Allergic to Violence?

It appears that a now iconic photo of White House officials watching the Osama Bin Laden raid live with Secretary of State Hillary Clinton with her hand over her mouth has been explained as an allergy rather than anguish. Which is strange that anyone would consider it necessary to explain such a reaction, in light of the fact that watching a very dangerous military intervention live would cause many of us to do the same, and it would likely be out of anguish. Perhaps it's because it would be unseemly for the greatest military nation on earth to be shocked by violence? After all, Barack Obama looks intense, yet carries enough sang froid for anyone to think that this is just a bad day in the office.

One might say that the look of anguish needed to be explained to the American public so as to put their minds at ease, that this is not a shocking or terrible moment, but rather, just a simple operation for which anguish is not required. Even in today's cynical age, it's a wonder that anyone should be expected to witness a live firefight resulting in multiple deaths without anguish- even if they do happen to be Secretary of State.

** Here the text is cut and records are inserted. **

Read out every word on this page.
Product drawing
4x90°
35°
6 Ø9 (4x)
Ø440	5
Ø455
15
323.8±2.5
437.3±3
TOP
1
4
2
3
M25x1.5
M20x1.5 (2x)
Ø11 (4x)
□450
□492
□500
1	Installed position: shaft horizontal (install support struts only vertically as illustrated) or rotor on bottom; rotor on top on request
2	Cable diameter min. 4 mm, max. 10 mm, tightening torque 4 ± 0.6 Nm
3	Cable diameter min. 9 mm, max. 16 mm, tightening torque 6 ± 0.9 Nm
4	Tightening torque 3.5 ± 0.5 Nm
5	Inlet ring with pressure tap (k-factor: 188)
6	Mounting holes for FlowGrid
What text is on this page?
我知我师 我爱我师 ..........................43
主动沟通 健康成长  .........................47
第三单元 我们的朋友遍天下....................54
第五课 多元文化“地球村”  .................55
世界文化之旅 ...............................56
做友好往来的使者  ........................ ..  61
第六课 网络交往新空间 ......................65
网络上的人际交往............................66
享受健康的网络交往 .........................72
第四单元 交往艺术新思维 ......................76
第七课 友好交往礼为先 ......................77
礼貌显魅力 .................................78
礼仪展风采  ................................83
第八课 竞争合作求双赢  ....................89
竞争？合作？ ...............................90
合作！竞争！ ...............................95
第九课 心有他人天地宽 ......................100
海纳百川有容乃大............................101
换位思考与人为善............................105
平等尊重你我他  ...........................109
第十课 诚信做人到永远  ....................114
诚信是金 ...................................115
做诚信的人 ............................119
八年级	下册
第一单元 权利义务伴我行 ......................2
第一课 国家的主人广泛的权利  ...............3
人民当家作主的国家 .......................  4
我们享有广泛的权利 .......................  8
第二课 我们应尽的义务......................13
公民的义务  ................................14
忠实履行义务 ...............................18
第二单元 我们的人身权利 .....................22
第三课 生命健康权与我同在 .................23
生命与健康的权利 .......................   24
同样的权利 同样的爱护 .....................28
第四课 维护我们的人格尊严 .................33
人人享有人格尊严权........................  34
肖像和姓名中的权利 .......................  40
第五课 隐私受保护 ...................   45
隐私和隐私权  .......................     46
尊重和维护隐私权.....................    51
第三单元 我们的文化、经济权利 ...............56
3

Perhaps it's because she's a woman. It's hard to be part of an all boys club when you shirk from the sight of blood or icky things. So just as your guy friend is not crying when you go to the movies, he actually "has something in his eye", Hillary is not anxious during the operation, she's merely "holding back a cough."

I understand that America needs to keep its' tough image, especially as it polices the world and eliminates its enemies, but that doesn't mean that they need to be as stoic about it. They can still be human beings. Violence should shock people; especially when it's real and not the video-game variety (although video games are getting up there on both realism and shock value). And if the Secretary of State looks concerned, well, there's good reason to be concerned. The stakes in this situation are pretty high and there are real lives on the line for the special forces carrying out the mission.

America wants to appear strong in the world, but it doesn't need to appear entirely insensitive. It won't undermine your ability to make hard decisions to appear anxious about them; indeed, the hardest decisions cause us to be anxious, and it's our ability to still make them which makes us strong.